Pour la majorité des jeunes hommes Français nés dans les années 1970 et avant, le service militaire était une sorte de rite de passage : avec lui, on sortait officiellement du monde de l'enfance et pénétrait dans celui de l'âge adulte. Ce moment initiatique où un garçon devenait homme grâce à un enfermement de dix mois dans une caserne loin de chez lui au sein d'un milieu viril, juste avant son entrée dans le monde du travail. Le 28 mai 1996, après presque de 200 ans de conscription forcée en France, le président de la République Jacques Chirac annonçait sa décision de « professionnaliser les armées » et de « suspendre le service militaire ». Ç'en était fini.
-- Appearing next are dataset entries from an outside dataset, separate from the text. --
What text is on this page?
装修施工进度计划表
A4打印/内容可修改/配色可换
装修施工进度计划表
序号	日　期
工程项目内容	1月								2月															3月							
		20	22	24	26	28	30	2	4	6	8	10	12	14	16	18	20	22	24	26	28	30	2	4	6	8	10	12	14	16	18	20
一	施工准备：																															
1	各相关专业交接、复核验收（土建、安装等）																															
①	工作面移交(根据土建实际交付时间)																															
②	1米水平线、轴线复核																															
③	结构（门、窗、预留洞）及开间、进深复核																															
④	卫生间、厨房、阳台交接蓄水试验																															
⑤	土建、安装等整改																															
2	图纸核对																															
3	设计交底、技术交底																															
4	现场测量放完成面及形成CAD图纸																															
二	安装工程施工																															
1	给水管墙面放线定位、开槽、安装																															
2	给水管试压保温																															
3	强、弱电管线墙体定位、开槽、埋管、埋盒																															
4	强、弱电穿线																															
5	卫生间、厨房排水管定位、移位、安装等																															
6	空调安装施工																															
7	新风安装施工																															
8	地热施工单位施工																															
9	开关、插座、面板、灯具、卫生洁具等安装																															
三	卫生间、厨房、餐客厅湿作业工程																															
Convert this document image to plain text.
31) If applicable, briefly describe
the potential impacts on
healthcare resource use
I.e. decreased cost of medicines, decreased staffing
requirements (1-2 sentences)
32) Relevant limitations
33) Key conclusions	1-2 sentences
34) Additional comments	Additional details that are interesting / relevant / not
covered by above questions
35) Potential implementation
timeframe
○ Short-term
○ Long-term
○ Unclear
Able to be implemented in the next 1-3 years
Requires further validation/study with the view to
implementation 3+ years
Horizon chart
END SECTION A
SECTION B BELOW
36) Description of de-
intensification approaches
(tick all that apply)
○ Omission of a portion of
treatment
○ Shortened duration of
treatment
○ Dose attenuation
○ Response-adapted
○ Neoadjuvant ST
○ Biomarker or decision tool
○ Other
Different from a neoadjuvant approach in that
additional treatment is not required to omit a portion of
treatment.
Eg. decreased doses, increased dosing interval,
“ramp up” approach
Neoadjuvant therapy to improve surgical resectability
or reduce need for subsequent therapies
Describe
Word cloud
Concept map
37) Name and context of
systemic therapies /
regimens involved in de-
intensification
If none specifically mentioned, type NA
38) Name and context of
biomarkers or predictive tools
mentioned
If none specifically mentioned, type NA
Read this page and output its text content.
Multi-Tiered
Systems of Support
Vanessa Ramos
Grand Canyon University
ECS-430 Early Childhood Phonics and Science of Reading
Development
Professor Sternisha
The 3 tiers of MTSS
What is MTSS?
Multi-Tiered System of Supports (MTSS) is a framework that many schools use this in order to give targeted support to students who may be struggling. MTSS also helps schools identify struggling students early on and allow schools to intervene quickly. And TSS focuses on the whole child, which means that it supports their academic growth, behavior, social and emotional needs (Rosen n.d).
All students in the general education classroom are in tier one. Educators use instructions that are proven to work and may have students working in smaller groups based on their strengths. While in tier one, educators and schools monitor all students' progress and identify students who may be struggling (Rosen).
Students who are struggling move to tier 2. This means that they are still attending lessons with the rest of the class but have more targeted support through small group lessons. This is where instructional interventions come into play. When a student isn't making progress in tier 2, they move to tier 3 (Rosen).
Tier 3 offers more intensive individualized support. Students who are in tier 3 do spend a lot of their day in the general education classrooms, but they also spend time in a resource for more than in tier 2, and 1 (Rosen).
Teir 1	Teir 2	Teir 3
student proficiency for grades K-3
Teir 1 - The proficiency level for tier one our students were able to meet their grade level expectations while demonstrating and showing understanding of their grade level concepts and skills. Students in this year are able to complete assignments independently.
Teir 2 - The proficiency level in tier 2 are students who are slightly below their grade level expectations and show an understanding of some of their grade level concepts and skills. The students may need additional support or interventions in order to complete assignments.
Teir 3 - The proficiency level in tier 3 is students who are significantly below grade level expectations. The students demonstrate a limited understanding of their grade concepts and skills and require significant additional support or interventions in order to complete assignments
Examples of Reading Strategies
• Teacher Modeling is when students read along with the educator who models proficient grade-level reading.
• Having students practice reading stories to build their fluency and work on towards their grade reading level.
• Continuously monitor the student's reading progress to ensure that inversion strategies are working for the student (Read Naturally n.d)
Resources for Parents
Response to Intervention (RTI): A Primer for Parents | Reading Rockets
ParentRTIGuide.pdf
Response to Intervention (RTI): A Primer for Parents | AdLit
Mais avant ce jour fatidique, tout un tas d'avantages bidons étaient mis en avant pour justifier d'infliger le service à l'intégralité de la jeunesse masculine. Les notions de « mixité sociale » étaient alors mises en avant, de même que la possibilité de se « constituer un réseau », lequel serait ensuite utile au sein de la vie professionnelle. Bien entendu, c'était du pipeau. Rares sont les personnes à s'être revues à l'issue des dix mois. L'unique but du service militaire était de former des soldats à un coût dérisoire, avec des méthodes d'un autre temps.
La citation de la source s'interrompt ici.